Ainsi, à travers les coopérations régionales et multilatérales, les diplomaties féministes contribuent à structurer des alliances durables et à inscrire l’égalité de genre comme un levier central de la paix, du développement et de stabilité.

Conclusion : Quel rôle joue la France en matière de diplomatie féministe sur la scène internationale ?

La 4ᵉ Conférence des diplomaties féministes a mis en lumière l’importance d’une action coordonnée pour financer et promouvoir l’égalité de genre à l’échelle internationale. Les échanges ont montré que l’intégration systématique de la dimension de genre dans les politiques de développement, la coopération internationale et les mécanismes financiers constituent à la fois une condition de justice sociale et un levier de croissance économique durable.

Elle a également montré  combien l’égalité de genre est un véritable ressort de puissance internationale. Dans ce contexte, la France se distingue par la cohérence et l’ampleur de son engagement : elle inscrit désormais la diplomatie féministe au cœur de tous les champs de son action extérieure, de la politique de développement à la régulation numérique, en passant par la paix, la santé, l’éducation, la gouvernance démocratique et les droits humains.
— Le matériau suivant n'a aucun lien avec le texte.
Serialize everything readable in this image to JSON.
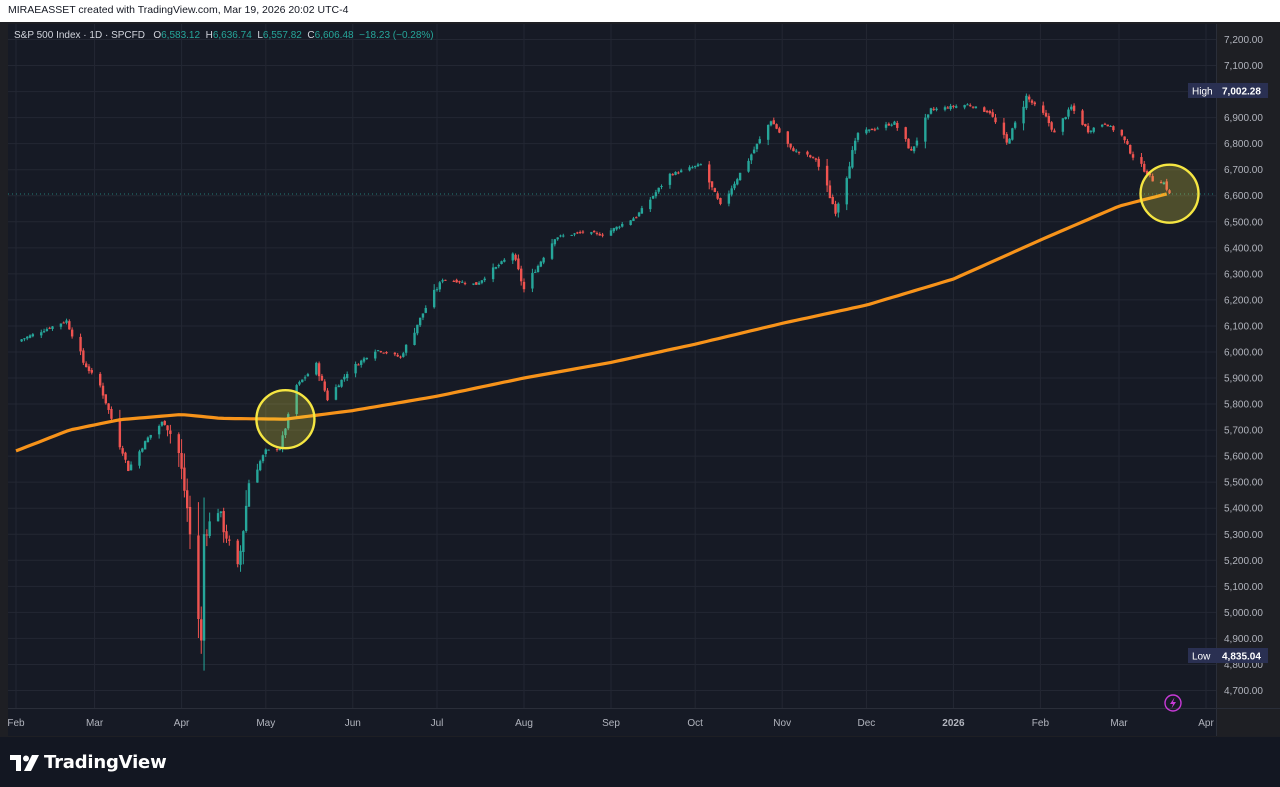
{
  "header": {
    "attribution": "MIRAEASSET created with TradingView.com, Mar 19, 2026 20:02 UTC-4"
  },
  "legend": {
    "symbol": "S&P 500 Index · 1D · SPCFD",
    "open_label": "O",
    "open": "6,583.12",
    "high_label": "H",
    "high": "6,636.74",
    "low_label": "L",
    "low": "6,557.82",
    "close_label": "C",
    "close": "6,606.48",
    "change": "−18.23 (−0.28%)"
  },
  "price_badges": {
    "high_label": "High",
    "high_value": "7,002.28",
    "low_label": "Low",
    "low_value": "4,835.04"
  },
  "footer": {
    "brand": "TradingView"
  },
  "colors": {
    "background": "#161a25",
    "up": "#26a69a",
    "down": "#ef5350",
    "moving_average": "#f7931a",
    "highlight_circle": "#f5e642",
    "price_line": "#26a69a",
    "badge_bg": "#2a3052"
  },
  "icons": [
    "lightning-icon",
    "tradingview-logo-icon"
  ],
  "chart_data": {
    "type": "candlestick",
    "title": "",
    "y_axis": {
      "side": "right",
      "ylim": [
        4650,
        7275
      ],
      "ticks": [
        "7,200.00",
        "7,100.00",
        "7,000.00",
        "6,900.00",
        "6,800.00",
        "6,700.00",
        "6,600.00",
        "6,500.00",
        "6,400.00",
        "6,300.00",
        "6,200.00",
        "6,100.00",
        "6,000.00",
        "5,900.00",
        "5,800.00",
        "5,700.00",
        "5,600.00",
        "5,500.00",
        "5,400.00",
        "5,300.00",
        "5,200.00",
        "5,100.00",
        "5,000.00",
        "4,900.00",
        "4,800.00",
        "4,700.00"
      ]
    },
    "x_axis": {
      "labels": [
        "Feb",
        "Mar",
        "Apr",
        "May",
        "Jun",
        "Jul",
        "Aug",
        "Sep",
        "Oct",
        "Nov",
        "Dec",
        "2026",
        "Feb",
        "Mar",
        "Apr"
      ],
      "start": "2025-02-01",
      "end": "2026-04-01"
    },
    "grid": true,
    "legend_placement": "top-left",
    "price_series": {
      "name": "S&P 500 Index",
      "anchors": [
        [
          "2025-02-01",
          6040
        ],
        [
          "2025-02-10",
          6080
        ],
        [
          "2025-02-19",
          6120
        ],
        [
          "2025-02-25",
          5960
        ],
        [
          "2025-03-03",
          5870
        ],
        [
          "2025-03-10",
          5650
        ],
        [
          "2025-03-13",
          5550
        ],
        [
          "2025-03-20",
          5670
        ],
        [
          "2025-03-26",
          5740
        ],
        [
          "2025-03-31",
          5610
        ],
        [
          "2025-04-03",
          5400
        ],
        [
          "2025-04-08",
          4880
        ],
        [
          "2025-04-09",
          5300
        ],
        [
          "2025-04-14",
          5400
        ],
        [
          "2025-04-21",
          5150
        ],
        [
          "2025-04-25",
          5500
        ],
        [
          "2025-05-01",
          5620
        ],
        [
          "2025-05-06",
          5630
        ],
        [
          "2025-05-12",
          5870
        ],
        [
          "2025-05-19",
          5950
        ],
        [
          "2025-05-23",
          5820
        ],
        [
          "2025-05-30",
          5920
        ],
        [
          "2025-06-09",
          6010
        ],
        [
          "2025-06-18",
          5980
        ],
        [
          "2025-06-27",
          6170
        ],
        [
          "2025-07-03",
          6280
        ],
        [
          "2025-07-15",
          6260
        ],
        [
          "2025-07-28",
          6380
        ],
        [
          "2025-08-01",
          6240
        ],
        [
          "2025-08-12",
          6440
        ],
        [
          "2025-08-22",
          6460
        ],
        [
          "2025-08-29",
          6450
        ],
        [
          "2025-09-10",
          6520
        ],
        [
          "2025-09-22",
          6680
        ],
        [
          "2025-10-03",
          6720
        ],
        [
          "2025-10-10",
          6560
        ],
        [
          "2025-10-20",
          6740
        ],
        [
          "2025-10-28",
          6890
        ],
        [
          "2025-11-04",
          6780
        ],
        [
          "2025-11-13",
          6740
        ],
        [
          "2025-11-20",
          6540
        ],
        [
          "2025-11-28",
          6840
        ],
        [
          "2025-12-05",
          6860
        ],
        [
          "2025-12-11",
          6880
        ],
        [
          "2025-12-17",
          6770
        ],
        [
          "2025-12-24",
          6930
        ],
        [
          "2026-01-06",
          6950
        ],
        [
          "2026-01-14",
          6920
        ],
        [
          "2026-01-20",
          6800
        ],
        [
          "2026-01-27",
          6980
        ],
        [
          "2026-02-03",
          6900
        ],
        [
          "2026-02-06",
          6840
        ],
        [
          "2026-02-12",
          6940
        ],
        [
          "2026-02-18",
          6850
        ],
        [
          "2026-02-24",
          6880
        ],
        [
          "2026-03-02",
          6830
        ],
        [
          "2026-03-06",
          6750
        ],
        [
          "2026-03-10",
          6700
        ],
        [
          "2026-03-13",
          6660
        ],
        [
          "2026-03-17",
          6650
        ],
        [
          "2026-03-19",
          6606.48
        ]
      ]
    },
    "moving_average": {
      "anchors": [
        [
          "2025-02-01",
          5620
        ],
        [
          "2025-02-20",
          5700
        ],
        [
          "2025-03-10",
          5740
        ],
        [
          "2025-04-01",
          5760
        ],
        [
          "2025-04-15",
          5745
        ],
        [
          "2025-05-08",
          5742
        ],
        [
          "2025-06-01",
          5775
        ],
        [
          "2025-07-01",
          5830
        ],
        [
          "2025-08-01",
          5900
        ],
        [
          "2025-09-01",
          5960
        ],
        [
          "2025-10-01",
          6030
        ],
        [
          "2025-11-01",
          6110
        ],
        [
          "2025-12-01",
          6180
        ],
        [
          "2026-01-01",
          6280
        ],
        [
          "2026-02-01",
          6430
        ],
        [
          "2026-03-01",
          6560
        ],
        [
          "2026-03-19",
          6610
        ]
      ]
    },
    "current_price": 6606.48,
    "highlights": [
      {
        "date": "2025-05-08",
        "value": 5742
      },
      {
        "date": "2026-03-19",
        "value": 6608
      }
    ]
  }
}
Éléonore Caroit, ministre déléguée chargée de la Francophonie, des Partenariats internationaux et des Français de l’étranger, a clairement défini le rôle et l’ambition de la France dans ce domaine : “tous les domaines de l'action internationale et européenne de la France, y compris l'action consulaire [...]sont concernés et tous doivent adopter une véritable diplomatie féministe.”. Cette stratégie doit être mise en œuvre “aux côtés des organisations internationales, des bailleurs, des organisations de la société civile, du secteur privé, du monde académique ou encore des partenaires philanthropiques”. Elle s’inscrit par ailleurs dans un contexte de baisse des financements dédiés aux droits des femmes et de montée en puissance des mouvements anti-droits, qui rend d’autant plus nécessaire une réponse offensive et structurée.

Les travaux des plénières ont confirmé cette nécessité : pour rendre effectifs les engagements en faveur de l’égalité de genre, il faut articuler capacité d’influence, cohérence des politiques publiques, et alliances internationales durables. C’est précisément sur ces trois terrains que la France exerce aujourd’hui un rôle singulier :

  • en contribuant à orienter les grands cadres internationaux (OCDE, G7, G20, Nations unies, Francophonie) ;

  • en diffusant son expertise opérationnelle via l’AFD, Finance en commun ou le futur réseau francophone de femmes médiatrices ;

  • en soutenant les organisations féministes, notamment dans les pays du Sud, via des mécanismes dédiés que Delphine O souligne comme essentiels.

En combinant cette posture stratégique avec des engagements concrets dans le financement, la paix, la sécurité numérique, la coopération régionale ou l’action humanitaire, la France confirme que la diplomatie féministe n’est pas seulement un axe thématique, mais aussi une boussole géopolitique, un outil de projection d’influence et un levier de stabilité et de développement durable.

Face aux tensions internationales, aux régressions des droits et aux crises multiples, la France choisit de faire de l’égalité de genre un instrument structurant de sa politique étrangère et un moteur de son action au service d’un ordre international plus juste, plus pacifique et plus inclusif.